Italy does a U-Turn Last week, I praised Silvio Berlusconi for including a special tax-the-rich proposal within the austerity programme he was promoting, and which the Eurozone has been demanding as a pre-condition for buying government bonds and propping up the Italian economy. The austerity package also included proposals to cut funding to local authorities, and to the public services they deliver.

The [Berlusconi austerity package] tax increases included a “special levy” on income above €90,000 per year as well as tax increases on income from financial investments. More specifically, there would be a surcharge of 5 percent on incomes above €90,000 and a 10-percent surcharge on incomes above €150,000. The tax rate on financial income would increase from the current level of 12.5 percent to 20 percent. The government also pledged to crack down on tax evasion.

Well, I spoke too soon. Berlusconi has reneged, and the austerity package is on the ropes.

In Italy nothing is safe from modification, and on August 29th Mr Berlusconi unpicked his package, throwing out the measure he most disliked, a surtax on top incomes in the private sector…..To placate Italy’s irate local mayors and governors, Mr Berlusconi lightened the burden of savings they were supposed to have made….

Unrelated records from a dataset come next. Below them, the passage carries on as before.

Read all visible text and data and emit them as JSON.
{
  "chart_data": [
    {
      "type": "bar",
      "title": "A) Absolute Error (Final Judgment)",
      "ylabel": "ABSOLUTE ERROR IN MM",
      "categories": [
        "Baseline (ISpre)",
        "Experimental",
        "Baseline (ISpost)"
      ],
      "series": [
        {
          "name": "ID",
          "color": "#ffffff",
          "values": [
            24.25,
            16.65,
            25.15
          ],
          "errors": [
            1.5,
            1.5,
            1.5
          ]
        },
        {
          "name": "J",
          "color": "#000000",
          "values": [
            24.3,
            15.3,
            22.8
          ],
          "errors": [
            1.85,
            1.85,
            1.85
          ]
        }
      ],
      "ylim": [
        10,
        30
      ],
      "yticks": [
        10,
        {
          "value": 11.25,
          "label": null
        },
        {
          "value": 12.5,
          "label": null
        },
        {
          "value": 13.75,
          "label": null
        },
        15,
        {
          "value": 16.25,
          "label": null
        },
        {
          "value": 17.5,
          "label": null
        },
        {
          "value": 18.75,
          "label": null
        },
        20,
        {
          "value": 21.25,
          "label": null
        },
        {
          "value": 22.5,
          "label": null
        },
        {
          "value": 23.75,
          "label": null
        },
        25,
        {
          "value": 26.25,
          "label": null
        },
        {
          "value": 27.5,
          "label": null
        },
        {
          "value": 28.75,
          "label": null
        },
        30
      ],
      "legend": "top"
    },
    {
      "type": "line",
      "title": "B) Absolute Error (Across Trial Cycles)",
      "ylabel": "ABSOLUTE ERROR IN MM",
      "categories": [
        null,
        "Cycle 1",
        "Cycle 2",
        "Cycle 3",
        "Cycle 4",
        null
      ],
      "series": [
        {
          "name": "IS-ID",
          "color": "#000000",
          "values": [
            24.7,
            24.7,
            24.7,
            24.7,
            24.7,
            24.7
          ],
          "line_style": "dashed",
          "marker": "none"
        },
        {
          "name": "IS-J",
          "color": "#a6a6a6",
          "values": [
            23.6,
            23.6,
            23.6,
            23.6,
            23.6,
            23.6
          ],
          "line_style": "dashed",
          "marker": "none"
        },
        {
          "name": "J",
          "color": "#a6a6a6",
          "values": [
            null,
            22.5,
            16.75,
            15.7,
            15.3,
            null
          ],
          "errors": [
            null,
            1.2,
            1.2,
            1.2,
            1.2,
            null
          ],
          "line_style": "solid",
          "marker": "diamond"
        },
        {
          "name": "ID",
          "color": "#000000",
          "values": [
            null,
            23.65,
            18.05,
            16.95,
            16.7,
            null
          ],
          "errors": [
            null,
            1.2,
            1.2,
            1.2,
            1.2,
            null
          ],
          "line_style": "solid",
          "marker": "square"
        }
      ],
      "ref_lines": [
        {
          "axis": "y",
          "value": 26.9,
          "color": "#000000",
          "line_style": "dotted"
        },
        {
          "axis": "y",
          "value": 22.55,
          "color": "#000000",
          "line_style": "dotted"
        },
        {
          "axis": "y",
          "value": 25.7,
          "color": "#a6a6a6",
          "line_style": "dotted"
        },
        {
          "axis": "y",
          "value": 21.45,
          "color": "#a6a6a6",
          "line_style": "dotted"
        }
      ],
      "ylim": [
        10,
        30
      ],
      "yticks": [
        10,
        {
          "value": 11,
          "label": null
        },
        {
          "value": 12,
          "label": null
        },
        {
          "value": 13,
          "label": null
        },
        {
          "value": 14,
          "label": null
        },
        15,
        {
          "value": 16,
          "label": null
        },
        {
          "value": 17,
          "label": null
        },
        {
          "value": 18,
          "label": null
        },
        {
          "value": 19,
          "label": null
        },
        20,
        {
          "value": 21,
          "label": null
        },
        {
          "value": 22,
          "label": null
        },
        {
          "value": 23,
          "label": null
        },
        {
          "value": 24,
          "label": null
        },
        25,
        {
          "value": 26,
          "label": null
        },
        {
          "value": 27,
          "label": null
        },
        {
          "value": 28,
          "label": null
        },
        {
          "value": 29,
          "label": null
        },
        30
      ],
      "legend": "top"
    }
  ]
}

This is drastic. Italy’s economy is bigger than the economy of Greece. And with the Italian austerity package now in tatters, what will this mean for the European Central Bank’s readiness to continue buying Italian debt? Not a lot. Berlusconi may be going down in flames in a lurid series of court cases – but unfortunately, there is a now a risk that he could end up taking the rest of Europe (and not just Italy) down with him.